The desert and the camels are part of the picture in which Israelis are bad and the Palestinian-David is the underdog. Understand this, fight this, and you will start understanding what “Delegitimization” is all about.
The following can and should all take place in Israel: fundraising, legislation to combat anti-Israeli actions stemming from within Israel and the flow of funds supporting these activities and other defensive and offensive measures. Instead, Israeli officials come here to the U.S. and ask for help.
Israel will continue suffering greatly until Israelis, as one, start fighting back.
Israel and the Jewish people need someone to lead by example. Somebody who can take the helm and move us to a safe harbor. At the moment, we are sailing deeper and deeper into the freezing waters of the iceberg-dotted arctic waters while music plays on board our Titanic.

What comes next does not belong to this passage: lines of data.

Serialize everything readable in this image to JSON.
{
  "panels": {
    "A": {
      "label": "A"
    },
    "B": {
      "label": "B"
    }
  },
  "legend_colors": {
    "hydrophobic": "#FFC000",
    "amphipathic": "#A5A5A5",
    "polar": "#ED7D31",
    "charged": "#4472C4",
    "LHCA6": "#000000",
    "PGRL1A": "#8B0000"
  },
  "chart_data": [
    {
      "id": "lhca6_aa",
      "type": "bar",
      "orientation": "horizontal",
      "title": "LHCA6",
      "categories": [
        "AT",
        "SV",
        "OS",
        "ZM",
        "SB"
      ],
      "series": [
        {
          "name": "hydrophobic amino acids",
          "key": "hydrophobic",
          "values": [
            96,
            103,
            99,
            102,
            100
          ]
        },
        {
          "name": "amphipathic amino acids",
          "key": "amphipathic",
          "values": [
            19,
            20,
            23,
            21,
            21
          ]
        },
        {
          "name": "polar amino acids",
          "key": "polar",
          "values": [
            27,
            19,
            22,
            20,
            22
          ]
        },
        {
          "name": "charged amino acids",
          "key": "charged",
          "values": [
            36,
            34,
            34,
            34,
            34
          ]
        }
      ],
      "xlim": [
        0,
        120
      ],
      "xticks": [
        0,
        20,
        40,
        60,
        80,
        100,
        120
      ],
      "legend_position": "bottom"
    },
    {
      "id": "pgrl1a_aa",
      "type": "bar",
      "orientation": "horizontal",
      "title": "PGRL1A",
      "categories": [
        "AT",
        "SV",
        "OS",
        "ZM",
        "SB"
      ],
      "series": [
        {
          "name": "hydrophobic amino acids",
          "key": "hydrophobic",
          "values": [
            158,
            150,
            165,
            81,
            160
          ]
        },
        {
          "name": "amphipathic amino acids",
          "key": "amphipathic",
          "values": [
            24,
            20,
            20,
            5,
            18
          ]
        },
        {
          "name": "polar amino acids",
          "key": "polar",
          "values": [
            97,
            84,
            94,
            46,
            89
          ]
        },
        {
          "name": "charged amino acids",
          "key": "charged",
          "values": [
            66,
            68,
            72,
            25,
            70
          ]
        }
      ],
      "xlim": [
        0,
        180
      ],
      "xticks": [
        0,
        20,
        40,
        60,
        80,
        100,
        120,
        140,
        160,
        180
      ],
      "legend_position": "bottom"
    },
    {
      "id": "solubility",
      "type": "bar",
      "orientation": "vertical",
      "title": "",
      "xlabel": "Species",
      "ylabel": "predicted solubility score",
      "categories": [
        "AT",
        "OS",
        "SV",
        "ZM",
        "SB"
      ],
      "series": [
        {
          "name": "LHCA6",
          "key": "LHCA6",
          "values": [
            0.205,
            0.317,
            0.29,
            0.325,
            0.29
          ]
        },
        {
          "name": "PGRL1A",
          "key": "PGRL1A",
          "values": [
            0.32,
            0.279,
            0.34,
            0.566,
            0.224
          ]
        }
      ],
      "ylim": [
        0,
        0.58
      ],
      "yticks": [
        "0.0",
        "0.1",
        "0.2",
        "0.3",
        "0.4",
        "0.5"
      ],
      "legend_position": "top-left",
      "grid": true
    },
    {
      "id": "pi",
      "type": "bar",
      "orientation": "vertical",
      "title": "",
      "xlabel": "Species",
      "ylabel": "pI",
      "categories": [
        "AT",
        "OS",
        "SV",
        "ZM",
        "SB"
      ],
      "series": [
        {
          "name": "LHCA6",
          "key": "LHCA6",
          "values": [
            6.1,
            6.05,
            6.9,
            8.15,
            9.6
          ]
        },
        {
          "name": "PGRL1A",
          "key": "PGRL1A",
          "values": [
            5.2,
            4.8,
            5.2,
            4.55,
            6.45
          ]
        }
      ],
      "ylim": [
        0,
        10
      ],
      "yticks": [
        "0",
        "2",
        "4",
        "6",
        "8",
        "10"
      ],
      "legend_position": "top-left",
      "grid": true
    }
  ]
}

On the upper decks, empty words provide a false sense of protection, a false pretense of action that is either meaningless or nonexistent and a false promise of hope for a future that is becoming darker by the minute.
The picture painted is depressing and hopeless, so let us all join one of the celebratory events for the foreign guests. Between the handshakes and photo opportunities, the wine and hors d’oeuvres, the main course and desserts with Cognac sipping, we will undoubtedly feel relaxed and at ease. Perhaps that will be the time to speak up and take aim at the madness.